All the best data analytics technology in the world isn't helpful if bankers don't know how to use it.
Analytics tools that mine through data have become essential as banks look to give customers personalized, relevant communications and offers. But simply buying technology solutions isn't enough; banks need to have the right people and processes in place and know what they want the data to do for them, some experts say.
"Banks of all sizes will need to use predictive analytics going forward," said Paul Schaus, president and chief executive of the consulting firm CCG Catalyst. "But there's so much data they have access to, though, so they first need to define what data they are looking for and why. Without a clear data strategy, you can get overwhelmed by the sheer amount of it. It's like trying to take a sip of water from a fire hose."
What's clear is that banks are investing in analytics to enhance customer experience. According to a recent Capgemini report, while banks have traditionally invested in analytics solely for regulatory reporting, nearly a quarter of analytics initiatives were earmarked for customer experience initiatives in 2015. Additionally, chief information officers said data analytics trailed only security in where they expected to see increased spending this year, according to a 2015 report by SourceMedia Research.
This means banks need to have a definite plan for what they want the data to do for them, such as trying to assist growth in a particular market or sell more of a particular financial product. Further, Schaus said, banks will need to employ more data scientists to help them use data more effectively.
Most large banks are already doing this, but it is something smaller banks will need to do, too. For banks that don't have the budget for full-time data scientists, employing consultants or short-term analysts on a per-project basis will be necessary, Schaus said.
The good news is that finding data scientists is becoming easier. Data science is an increasing focus of colleges and university course offerings, said Ambreesh Khanna, group vice president and general manager of Oracle Financial Services' Analytical Applications group.
"All universities are offering courses in data science now," he said. "Lots of people are showing up in the market with data science degrees, which means the price of hiring a data scientist is dropping. It was very expensive five or six years ago; not so much now."
Like Schaus, Khanna said banks must have a strategy around data, in particular to deepen the relationships with existing customers.
"In mature markets like the U.S., [financial] products are largely commoditized and there aren't many unbanked," Khanna said. "So the focus on banks needs to be more and more on retention. That means appropriately identifying customers that are profitable and who might become profitable based on the data."
The banks that are successful in the future will be those that are able to create lifelong customer relationships that are advisory based, said Emmett Cox, senior vice president of customer intelligence at BBVA Compass.
"There's a huge, tremendous push from consumers to have relationship with their banks today," he said. "They want their banks to help them with the future and for different life stages plan."
Cox comes to banking from the retail industry. He was previously a senior group manager of consumer insights and analytics at Walmart. Cox said banks have an advantage over retailers because consumers have a "deeper relationship" with their banks than any individual retailer.

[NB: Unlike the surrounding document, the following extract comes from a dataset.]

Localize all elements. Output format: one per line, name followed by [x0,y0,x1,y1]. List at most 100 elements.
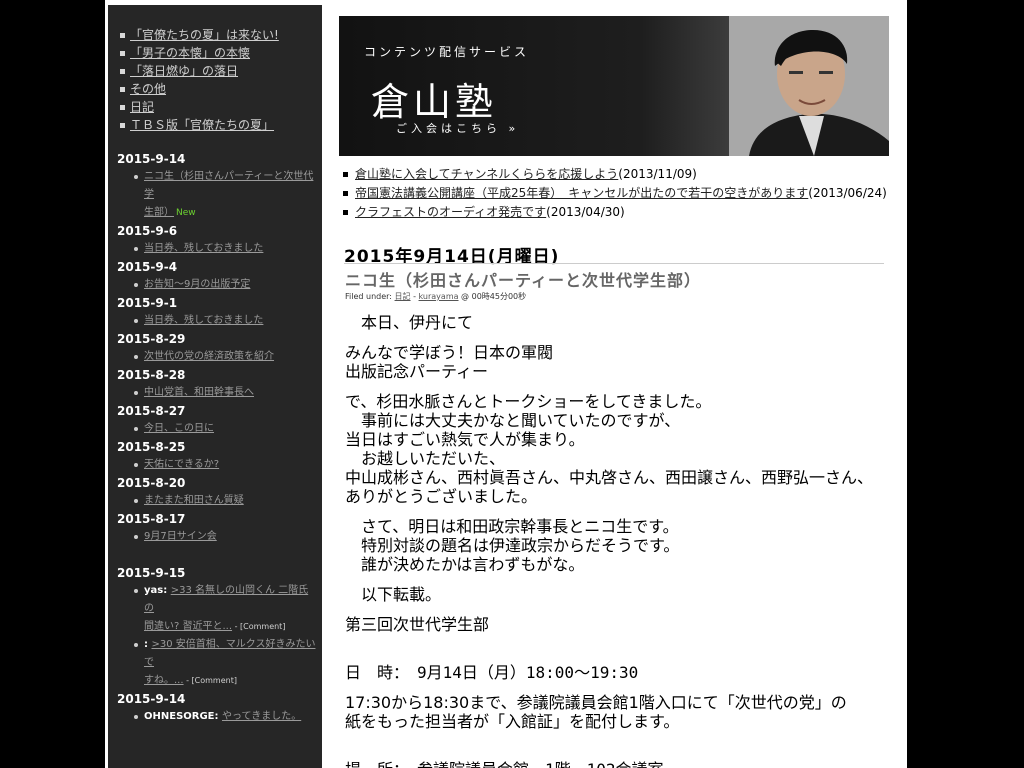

At Compass, which largely uses analytics tools from SAS, Cox said the bank triess to use data to offer helpful advisory services to customers rather than simply sending out product offers.
"Consumers are constantly hit with a barrage of marketing messages all day," he said. "What we try and strive for is different: to offer help based on their life and financial situations. So things like asking if they are thinking of planning for retirement, or if they are prepared for certain household changes."
Ultimately, data analytics tools combined with in-house expertise will enable banks to offer a much more personalized relationship with customers, Cox said.
"It's not just about a technology, but understanding the information behind the technology and analyzing it," he said. "Today, consumers are fairly specific in what they want, so we're not simply trying to find a single 'aha' moment, but helping them throughout the relationship."